Updated at 5:05 pm.
A dozen blood samples from Washoe County were recently sent to the Centers for Disease Control and Prevention. One did come back positive and belongs to a woman who traveled to El Salvador.
But Randall Todd, the head epidemiologist with the Washoe County Health District, says this infected person does not pose a risk to the community.
“Because this individual is not infectious and would not be able to transmit it to anybody else, especially now that she is fully recovered,” Todd says.

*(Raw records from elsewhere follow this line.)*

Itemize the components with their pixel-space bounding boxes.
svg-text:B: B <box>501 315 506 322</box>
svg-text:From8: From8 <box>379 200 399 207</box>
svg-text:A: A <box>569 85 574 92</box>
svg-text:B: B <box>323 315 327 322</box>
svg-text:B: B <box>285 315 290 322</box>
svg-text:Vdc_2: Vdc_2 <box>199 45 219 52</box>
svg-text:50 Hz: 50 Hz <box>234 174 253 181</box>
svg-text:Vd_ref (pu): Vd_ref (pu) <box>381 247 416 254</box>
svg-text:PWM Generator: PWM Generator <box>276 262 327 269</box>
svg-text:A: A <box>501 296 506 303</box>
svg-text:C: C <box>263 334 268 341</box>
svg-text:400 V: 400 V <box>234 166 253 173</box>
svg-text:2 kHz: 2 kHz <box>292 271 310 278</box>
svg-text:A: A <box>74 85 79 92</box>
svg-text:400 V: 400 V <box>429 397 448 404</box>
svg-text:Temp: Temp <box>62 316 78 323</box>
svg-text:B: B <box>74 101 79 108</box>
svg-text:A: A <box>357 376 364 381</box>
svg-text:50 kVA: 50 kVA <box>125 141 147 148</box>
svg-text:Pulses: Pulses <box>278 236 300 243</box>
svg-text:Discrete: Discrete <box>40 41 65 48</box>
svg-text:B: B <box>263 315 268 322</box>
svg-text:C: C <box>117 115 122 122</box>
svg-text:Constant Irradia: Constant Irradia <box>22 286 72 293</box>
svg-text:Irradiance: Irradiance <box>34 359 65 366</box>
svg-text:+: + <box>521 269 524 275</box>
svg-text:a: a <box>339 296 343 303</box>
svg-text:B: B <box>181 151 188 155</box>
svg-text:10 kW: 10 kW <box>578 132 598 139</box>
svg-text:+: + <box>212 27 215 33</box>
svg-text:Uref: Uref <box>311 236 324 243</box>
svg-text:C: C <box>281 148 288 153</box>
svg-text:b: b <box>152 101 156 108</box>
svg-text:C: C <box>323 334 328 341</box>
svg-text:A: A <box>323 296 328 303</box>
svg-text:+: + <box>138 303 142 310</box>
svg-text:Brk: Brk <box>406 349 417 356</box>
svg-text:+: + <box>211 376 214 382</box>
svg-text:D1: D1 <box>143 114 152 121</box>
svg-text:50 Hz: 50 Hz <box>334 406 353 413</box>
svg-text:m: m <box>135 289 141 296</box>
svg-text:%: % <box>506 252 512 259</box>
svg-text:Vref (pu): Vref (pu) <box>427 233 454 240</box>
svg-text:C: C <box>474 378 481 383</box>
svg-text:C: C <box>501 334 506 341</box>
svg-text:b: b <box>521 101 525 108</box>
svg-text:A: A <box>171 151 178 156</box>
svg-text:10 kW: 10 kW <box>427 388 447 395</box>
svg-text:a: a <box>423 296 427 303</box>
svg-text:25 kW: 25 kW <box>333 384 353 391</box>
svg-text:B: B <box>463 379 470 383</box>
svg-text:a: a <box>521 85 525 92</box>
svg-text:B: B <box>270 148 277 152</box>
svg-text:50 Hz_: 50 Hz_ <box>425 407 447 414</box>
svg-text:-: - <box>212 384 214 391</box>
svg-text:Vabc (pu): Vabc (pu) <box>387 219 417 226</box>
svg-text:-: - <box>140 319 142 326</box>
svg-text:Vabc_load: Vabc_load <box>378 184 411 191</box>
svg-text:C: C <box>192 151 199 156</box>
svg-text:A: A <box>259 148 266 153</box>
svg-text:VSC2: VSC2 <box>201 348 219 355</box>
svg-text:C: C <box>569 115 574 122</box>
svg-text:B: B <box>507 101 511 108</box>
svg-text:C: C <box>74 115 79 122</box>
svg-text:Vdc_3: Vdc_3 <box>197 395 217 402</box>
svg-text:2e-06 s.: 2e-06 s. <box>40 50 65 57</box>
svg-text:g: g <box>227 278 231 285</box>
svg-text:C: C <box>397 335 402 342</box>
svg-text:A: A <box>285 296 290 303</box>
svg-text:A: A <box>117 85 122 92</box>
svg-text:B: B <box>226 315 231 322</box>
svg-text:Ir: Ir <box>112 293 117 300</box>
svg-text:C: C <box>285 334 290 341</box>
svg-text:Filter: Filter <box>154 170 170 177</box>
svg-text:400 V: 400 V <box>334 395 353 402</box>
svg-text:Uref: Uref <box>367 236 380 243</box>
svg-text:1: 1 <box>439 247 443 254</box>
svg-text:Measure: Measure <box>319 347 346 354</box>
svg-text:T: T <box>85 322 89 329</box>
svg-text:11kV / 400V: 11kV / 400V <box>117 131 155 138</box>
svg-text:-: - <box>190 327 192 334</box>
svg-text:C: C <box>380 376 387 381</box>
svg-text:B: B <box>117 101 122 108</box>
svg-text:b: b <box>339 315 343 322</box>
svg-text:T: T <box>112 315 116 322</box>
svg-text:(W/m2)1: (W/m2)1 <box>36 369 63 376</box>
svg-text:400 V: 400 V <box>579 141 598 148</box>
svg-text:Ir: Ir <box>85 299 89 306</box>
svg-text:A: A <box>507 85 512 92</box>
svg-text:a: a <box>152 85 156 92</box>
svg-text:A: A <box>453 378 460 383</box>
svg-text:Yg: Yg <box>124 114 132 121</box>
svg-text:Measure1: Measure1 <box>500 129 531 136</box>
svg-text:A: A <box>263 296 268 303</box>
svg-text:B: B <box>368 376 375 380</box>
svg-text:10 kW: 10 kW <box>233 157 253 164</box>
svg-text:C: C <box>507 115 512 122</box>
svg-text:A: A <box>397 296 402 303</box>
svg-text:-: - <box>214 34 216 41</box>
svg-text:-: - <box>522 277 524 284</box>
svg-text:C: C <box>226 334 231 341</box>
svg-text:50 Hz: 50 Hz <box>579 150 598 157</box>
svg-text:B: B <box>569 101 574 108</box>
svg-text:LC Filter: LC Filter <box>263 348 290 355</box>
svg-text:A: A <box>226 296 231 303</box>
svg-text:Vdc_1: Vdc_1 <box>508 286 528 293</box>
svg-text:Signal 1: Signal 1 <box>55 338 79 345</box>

Zika is primarily spread through mosquito bites. Symptoms tend to be mild for most people and include fever, rash, joint pain, and conjunctivitis. But Todd says the Zika virus causes much more serious complications for pregnant women, whose babies can be born with birth defects like microcephaly. It’s a condition that results in smaller heads and brain damage.
Updated at 12:10 pm.
There is one confirmed case of the Zika virus in Washoe County. An official from the health district announced that a woman developed symptoms consistent with Zika after returning from a recent trip to El Salvador.
A dozen blood samples from Washoe County were recently sent to the Centers for Disease Control to screen for the virus, with one coming back positive.
This incident in Washoe County brings the statewide total to three. Two cases of Zika were reported in Clark County last month.
Zika is primarily spread through mosquito bites. Patients have reported that the most common symptoms include fever, rash, joint pain, and red eyes.